I don't know about a geometric interpretation, but here is a brief sketch of a proof. First we need to be precise about what we mean by "convergence." In the naive sense, Fourier series don't always converge - that is, pointwise. (If you change the value of a function at a single point, the Fourier series remains unchanged.) The sense in which they do always converge is in the Hilbert space $L^2([0, 1])$, which has inner product defined by $\langle f, g \rangle = \int_0^1 \overline{g(x)} f(x) dx$ inducing a norm, which induces a metric. In $L^2([0, 1])$ let $X$ be the subspace spanned by the functions $e^{2\pi i nx}, n \in \mathbb{Z}$. It is fairly straightforward to verify that the functions $e^{2\pi i nx}$ are orthogonal and have norm $1$; generally I think about this in a representation-theoretic way, as a special case of the orthogonality relations for characters.
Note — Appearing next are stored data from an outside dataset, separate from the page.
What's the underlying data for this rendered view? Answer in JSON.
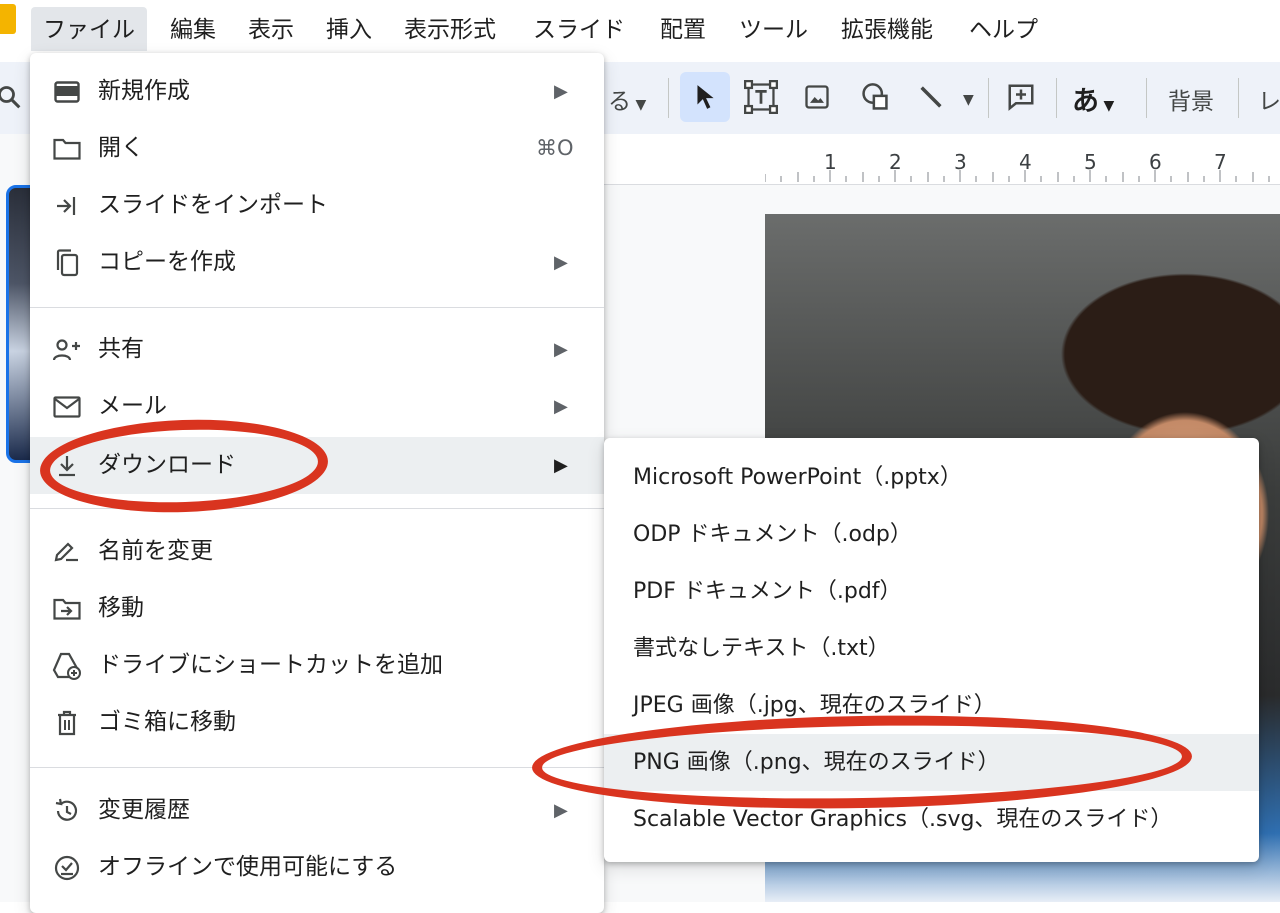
{
  "menubar": {
    "items": [
      "ファイル",
      "編集",
      "表示",
      "挿入",
      "表示形式",
      "スライド",
      "配置",
      "ツール",
      "拡張機能",
      "ヘルプ"
    ],
    "active_index": 0
  },
  "toolbar": {
    "partial_label": "る",
    "background_label": "背景",
    "layout_label_partial": "レ",
    "text_style_label": "あ"
  },
  "ruler": {
    "numbers": [
      "1",
      "2",
      "3",
      "4",
      "5",
      "6",
      "7"
    ]
  },
  "file_menu": {
    "new": "新規作成",
    "open": "開く",
    "open_shortcut": "⌘O",
    "import_slides": "スライドをインポート",
    "make_copy": "コピーを作成",
    "share": "共有",
    "email": "メール",
    "download": "ダウンロード",
    "rename": "名前を変更",
    "move": "移動",
    "add_shortcut": "ドライブにショートカットを追加",
    "trash": "ゴミ箱に移動",
    "version_history": "変更履歴",
    "offline": "オフラインで使用可能にする"
  },
  "download_submenu": {
    "items": [
      "Microsoft PowerPoint（.pptx）",
      "ODP ドキュメント（.odp）",
      "PDF ドキュメント（.pdf）",
      "書式なしテキスト（.txt）",
      "JPEG 画像（.jpg、現在のスライド）",
      "PNG 画像（.png、現在のスライド）",
      "Scalable Vector Graphics（.svg、現在のスライド）"
    ],
    "highlighted_index": 5
  },
  "colors": {
    "annotation_red": "#d9341f",
    "selection_blue": "#d3e3fd",
    "toolbar_bg": "#eef2f9",
    "menu_highlight": "#eceff1"
  }
}
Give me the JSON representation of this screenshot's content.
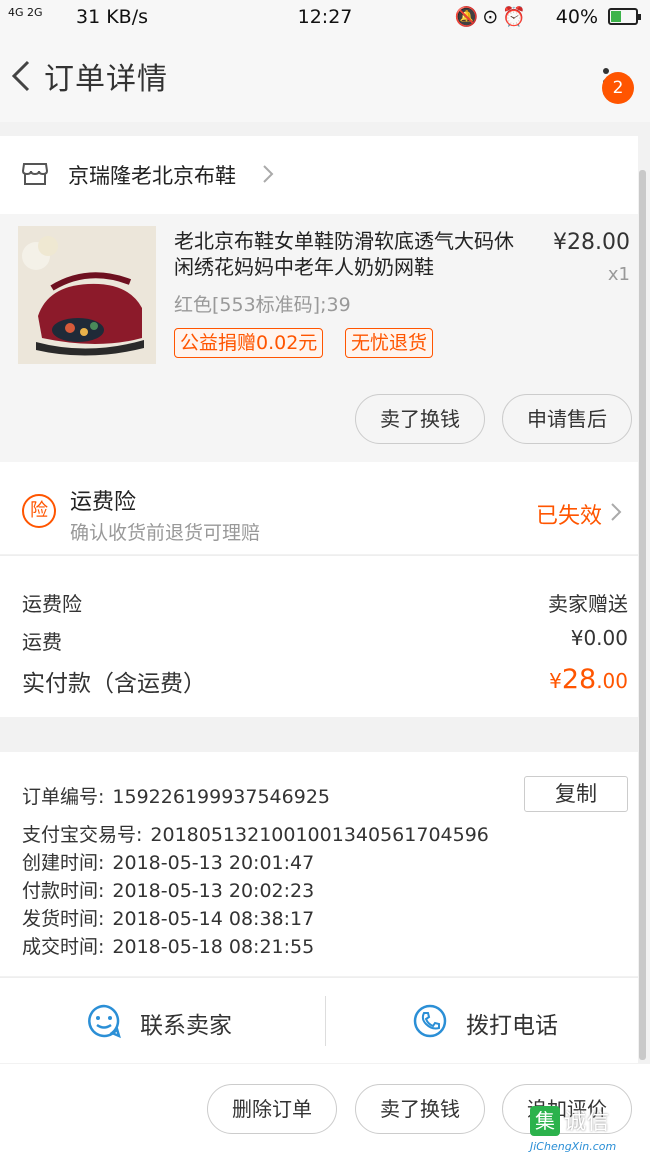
{
  "status_bar": {
    "network": "4G 2G",
    "speed": "31 KB/s",
    "time": "12:27",
    "battery": "40%",
    "battery_level": 0.4
  },
  "header": {
    "title": "订单详情",
    "notification_count": "2"
  },
  "shop": {
    "name": "京瑞隆老北京布鞋"
  },
  "product": {
    "title": "老北京布鞋女单鞋防滑软底透气大码休闲绣花妈妈中老年人奶奶网鞋",
    "price": "¥28.00",
    "quantity": "x1",
    "sku": "红色[553标准码];39",
    "tags": [
      "公益捐赠0.02元",
      "无忧退货"
    ],
    "actions": [
      "卖了换钱",
      "申请售后"
    ]
  },
  "insurance": {
    "icon_text": "险",
    "title": "运费险",
    "subtitle": "确认收货前退货可理赔",
    "status": "已失效"
  },
  "fees": {
    "rows": [
      {
        "label": "运费险",
        "value": "卖家赠送"
      },
      {
        "label": "运费",
        "value": "¥0.00"
      }
    ],
    "total_label": "实付款（含运费）",
    "total_currency": "¥",
    "total_int": "28",
    "total_dec": ".00"
  },
  "order_info": {
    "copy_label": "复制",
    "rows": [
      {
        "label": "订单编号:",
        "value": "159226199937546925"
      },
      {
        "label": "支付宝交易号:",
        "value": "2018051321001001340561704596"
      },
      {
        "label": "创建时间:",
        "value": "2018-05-13 20:01:47"
      },
      {
        "label": "付款时间:",
        "value": "2018-05-13 20:02:23"
      },
      {
        "label": "发货时间:",
        "value": "2018-05-14 08:38:17"
      },
      {
        "label": "成交时间:",
        "value": "2018-05-18 08:21:55"
      }
    ]
  },
  "contact": {
    "seller_label": "联系卖家",
    "phone_label": "拨打电话"
  },
  "bottom_actions": [
    "删除订单",
    "卖了换钱",
    "追加评价"
  ],
  "watermark": {
    "box_char": "集",
    "text": "诚信",
    "url": "JiChengXin.com"
  },
  "colors": {
    "accent": "#ff5500",
    "text": "#333333",
    "muted": "#999999",
    "background": "#f2f2f2"
  }
}
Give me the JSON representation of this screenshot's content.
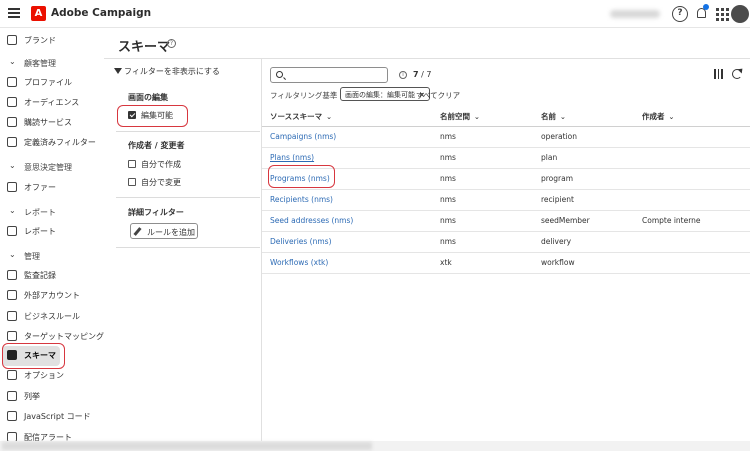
{
  "app": {
    "product_name": "Adobe Campaign",
    "brand_logo_letter": "A",
    "help_glyph": "?",
    "icons": {
      "menu": "hamburger-icon",
      "help": "help-icon",
      "notifications": "bell-icon",
      "apps": "app-grid-icon"
    },
    "colors": {
      "brand": "#eb1000",
      "highlight": "#d7373f",
      "link": "#2d6bb5",
      "notification": "#1473e6"
    }
  },
  "sidebar": {
    "top_item": {
      "label": "ブランド",
      "icon": "brand-icon"
    },
    "sections": [
      {
        "label": "顧客管理",
        "items": [
          {
            "label": "プロファイル",
            "icon": "profile-icon"
          },
          {
            "label": "オーディエンス",
            "icon": "audience-icon"
          },
          {
            "label": "購読サービス",
            "icon": "subscription-icon"
          },
          {
            "label": "定義済みフィルター",
            "icon": "filter-icon"
          }
        ]
      },
      {
        "label": "意思決定管理",
        "items": [
          {
            "label": "オファー",
            "icon": "offer-icon"
          }
        ]
      },
      {
        "label": "レポート",
        "items": [
          {
            "label": "レポート",
            "icon": "report-icon"
          }
        ]
      },
      {
        "label": "管理",
        "items": [
          {
            "label": "監査記録",
            "icon": "audit-icon"
          },
          {
            "label": "外部アカウント",
            "icon": "external-account-icon"
          },
          {
            "label": "ビジネスルール",
            "icon": "business-rule-icon"
          },
          {
            "label": "ターゲットマッピング",
            "icon": "target-mapping-icon"
          },
          {
            "label": "スキーマ",
            "icon": "schema-icon",
            "active": true
          },
          {
            "label": "オプション",
            "icon": "option-icon"
          },
          {
            "label": "列挙",
            "icon": "enumeration-icon"
          },
          {
            "label": "JavaScript コード",
            "icon": "javascript-icon"
          },
          {
            "label": "配信アラート",
            "icon": "delivery-alert-icon"
          }
        ]
      }
    ]
  },
  "page": {
    "title": "スキーマ",
    "info_glyph": "?"
  },
  "filters": {
    "hide_label": "フィルターを非表示にする",
    "edit_heading": "画面の編集",
    "editable_label": "編集可能",
    "editable_checked": true,
    "author_heading": "作成者 / 変更者",
    "created_by_me": "自分で作成",
    "modified_by_me": "自分で変更",
    "advanced_heading": "詳細フィルター",
    "add_rule": "ルールを追加"
  },
  "toolbar": {
    "search_placeholder": "",
    "info_glyph": "i",
    "count_shown": "7",
    "count_total": " / 7",
    "criteria_label": "フィルタリング基準",
    "criteria_tag": "画面の編集：編集可能",
    "tag_close": "×",
    "clear_all": "すべてクリア"
  },
  "table": {
    "sort_glyph": "⌄",
    "headers": [
      "ソーススキーマ",
      "名前空間",
      "名前",
      "作成者"
    ],
    "rows": [
      {
        "source": "Campaigns (nms)",
        "namespace": "nms",
        "name": "operation",
        "author": ""
      },
      {
        "source": "Plans (nms)",
        "namespace": "nms",
        "name": "plan",
        "author": ""
      },
      {
        "source": "Programs (nms)",
        "namespace": "nms",
        "name": "program",
        "author": ""
      },
      {
        "source": "Recipients (nms)",
        "namespace": "nms",
        "name": "recipient",
        "author": ""
      },
      {
        "source": "Seed addresses (nms)",
        "namespace": "nms",
        "name": "seedMember",
        "author": "Compte interne"
      },
      {
        "source": "Deliveries (nms)",
        "namespace": "nms",
        "name": "delivery",
        "author": ""
      },
      {
        "source": "Workflows (xtk)",
        "namespace": "xtk",
        "name": "workflow",
        "author": ""
      }
    ]
  }
}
Then the statement that Fourier series converge is equivalent to the statement that $X$ is dense in $L^2([0, 1])$. Why? Given a sequence in $X$ converging to an element of $L^2([0, 1])$ we can compute the Fourier coefficients, which depend continuously on the sequence and hence which converge to a limit. That these coefficients actually represent the element of $L^2([0, 1])$ is a standard Hilbert space argument and you should take a course in functional analysis if you want to learn this kind of stuff thoroughly.
Now, something else you need to know about $L^2([0, 1])$ is that the subspace $Y$ consisting of all step functions is dense in it. (If you have trouble believing this, first convince yourself that $Y$ is dense in the continuous functions on $[0, 1]$ and then believe me that the continuous functions are dense in $L^2([0, 1])$. In fact, $L^2([0, 1])$ can be defined as the completion of $C([0, 1])$ with respect to the $L^2$ norm.) So to show that $X$ is dense, it suffices to show that the closure of $X$ contains $Y$. In fact, it suffices to show that $X$ has as a limit point a step function with a single bump, say
$$a(x) = \begin{cases} 0 \text{ if } 0 \le x \le \frac{1}{3}, \frac{2}{3} \le x \le 1 \\ 1 \text{ otherwise} \end{cases}$$
and to take linear combinations, translations, and dilations of this. In other words, it suffices to prove convergence for square waves. But one can do the computations directly here. There is a standard picture to stare at, and of course if you have ever actually heard a square wave you should believe that audio engineers, at least, are perfectly capable of approximating square waves by sines and cosines.